M. Bengio et plusieurs autres experts qui travaillent dans le domaine de l'intelligence artificielle ou de la robotique s'en soucient, d'ailleurs. Une centaine d'entre eux, incluant aussi le célèbre entrepreneur américain Elon Musk, ont diffusé il y a quelques jours une lettre expédiée à la conférence de l'ONU sur la Convention sur certaines armes classiques.

Ils souhaitent qu'on « trouve le moyen », au plus vite, de protéger l'humanité contre les dérapages potentiels liés au développement des armes létales autonomes.

Déjà, l'an dernier, le magazine Wired estimait que le Pentagone avait en chantier au moins 21 projets différents « visant à accroître l'autonomie des systèmes d'armement ». Certains sont déjà en fonction. Comme le système de défense antimissile Phalanx. Il peut facilement repérer une cible et, s'il voulait l'éliminer, pourrait techniquement le faire sans l'intervention d'un militaire américain. Et ça ne fait que commencer. Un chercheur interrogé par le quotidien Le Monde a dit croire que des robots tueurs volants, à peine « plus gros que des insectes », sont en développement. Ils pourraient être « équipés de cerveaux décisionnels et dotés de munitions capables de perforer les yeux ou de projeter des ondes hypersoniques mortelles ».

Rien de très rassurant. Sans compter, comme le rappellent les signataires de la lettre, que ces armes pourraient un jour tomber entre les mains de dictateurs ou de terroristes.

Les experts ont donc raison lorsqu'ils affirment que le temps presse. Il faut réfléchir aux façons d'encadrer le développement des armes létales autonomes.

Un traité international, option privilégiée par certains spécialistes, semble souhaitable. Comme pour les armes chimiques ou les mines antipersonnel.

« Des robots ne doivent pas avoir un pouvoir de vie et de mort sur des êtres humains », soutenait le rapporteur spécial de l'ONU sur les exécutions extrajudiciaires, sommaires ou arbitraires... en 2013. Depuis, le débat n'a pas véritablement été mené.

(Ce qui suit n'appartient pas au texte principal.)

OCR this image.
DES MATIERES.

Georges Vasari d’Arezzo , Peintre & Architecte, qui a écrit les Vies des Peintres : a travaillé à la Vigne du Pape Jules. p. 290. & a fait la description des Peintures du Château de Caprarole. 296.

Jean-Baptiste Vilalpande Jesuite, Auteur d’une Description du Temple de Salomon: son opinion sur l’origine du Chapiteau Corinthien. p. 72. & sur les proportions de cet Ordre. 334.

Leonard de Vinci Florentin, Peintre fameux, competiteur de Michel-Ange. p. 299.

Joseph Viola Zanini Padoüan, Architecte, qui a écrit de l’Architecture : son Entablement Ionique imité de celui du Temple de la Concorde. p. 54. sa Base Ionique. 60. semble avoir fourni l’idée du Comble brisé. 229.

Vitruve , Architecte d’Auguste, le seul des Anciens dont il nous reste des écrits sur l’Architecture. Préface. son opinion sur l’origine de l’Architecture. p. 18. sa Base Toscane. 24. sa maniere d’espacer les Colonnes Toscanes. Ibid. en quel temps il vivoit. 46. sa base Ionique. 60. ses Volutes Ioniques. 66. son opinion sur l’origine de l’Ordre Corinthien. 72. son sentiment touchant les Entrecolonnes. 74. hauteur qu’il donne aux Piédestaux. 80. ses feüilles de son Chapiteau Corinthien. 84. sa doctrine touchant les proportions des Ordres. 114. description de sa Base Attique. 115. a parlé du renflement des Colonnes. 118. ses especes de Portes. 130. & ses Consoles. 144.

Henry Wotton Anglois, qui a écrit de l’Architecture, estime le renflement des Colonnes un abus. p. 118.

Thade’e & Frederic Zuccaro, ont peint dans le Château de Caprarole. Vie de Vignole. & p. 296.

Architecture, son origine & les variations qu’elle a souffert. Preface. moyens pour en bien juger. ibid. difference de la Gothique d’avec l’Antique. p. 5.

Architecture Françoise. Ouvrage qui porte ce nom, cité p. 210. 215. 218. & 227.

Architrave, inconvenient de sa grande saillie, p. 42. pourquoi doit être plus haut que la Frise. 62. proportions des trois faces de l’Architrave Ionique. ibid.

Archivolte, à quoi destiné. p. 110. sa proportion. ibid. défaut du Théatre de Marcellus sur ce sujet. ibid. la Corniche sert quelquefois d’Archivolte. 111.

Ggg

Une rencontre devait avoir lieu la semaine dernière à Genève à ce sujet, mais elle a été reportée à novembre. Il faut lever notre chapeau aux experts, dont la lettre (la deuxième en deux ans) a permis de remettre le sujet sous les projecteurs.

Le manque d'empressement des décideurs n'est pas surprenant. Le temps de réaction de nos gouvernements est souvent trop lent lorsqu'il s'agit de codifier des pratiques liées au développement de nouvelles technologies.

Par ailleurs, il n'y a pas que le développement des robots tueurs qui, pour ce qui est de l'intelligence artificielle, annonce de profonds changements de société auxquels on doit réfléchir et se préparer. Ici, Ottawa et Québec commencent à manifester un certain enthousiasme pour la recherche sur les enjeux éthiques soulevés par les progrès dans ce domaine. Il était temps.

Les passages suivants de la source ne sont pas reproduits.